Pelajaran penting lainnya adalah, anggota koalisi periode yang lalu banyak yang main dua kaki. Pada saat menenentukan kebijakan yang kritis, banyak yang mencari aman dengan cara seolah-olah tidak menjadi bagian dari keputusan yang diambil oleh SBY. Sebaliknya, bila ada kebijakan yang popular ramai-ramai mengclaim menjadi bagiannya.


****
NAGA-NAGANYA, SBY memang tidak akan mengakomodasi terlalu banyak partai pengusung ke dalam komposisi kabinetnya pada periode yang akan datang. Kemenangan 60% pada PILPRES sekarang ini (lepas dari segala kontroversi yang mengiringi) serta kursi Partai Demokrat yang spektakuler, menjadi pemenang dan dari koalisinya mayoritas untuk mengawal kebijakan-kebijakan politik yang akan diambilnya kelak. SBY jelas sangat powerful dan cukup percaya diri. Belajar dari desakan beberapa partai koalisi yang keberatan saat menentukan Budiyono sebagai Cawapres, semua itu menunjukkan bahwa SBY cukup percaya diri. Kukuh pada kenyakinan politiknya dan tak terpengaruh oleh maneuver dan pressure yang diarahkan kepadanya.

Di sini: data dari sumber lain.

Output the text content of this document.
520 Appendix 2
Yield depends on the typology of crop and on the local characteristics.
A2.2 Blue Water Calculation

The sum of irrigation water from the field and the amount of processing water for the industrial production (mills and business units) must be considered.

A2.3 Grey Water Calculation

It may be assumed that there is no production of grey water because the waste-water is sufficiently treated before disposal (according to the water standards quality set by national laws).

Sangat mungkin kemudian, apabila dalam penyusunan komposisi cabinet akan sangat didominasi oleh kalangan professional untuk membentuk zaken kabinet. Sementara jatah untuk anggota koalisi akan dinberikan untuk posisi yang tidak terlalu strategis dan mengganggu arah serta kebijakan politik yang akan diimplementasikan. Sudah pasti yang akan dipilih adalah sosok yang loyal, tidak memiliki agenda politik yang terkait dengan kepentingan pragmatis partai politik tertentu.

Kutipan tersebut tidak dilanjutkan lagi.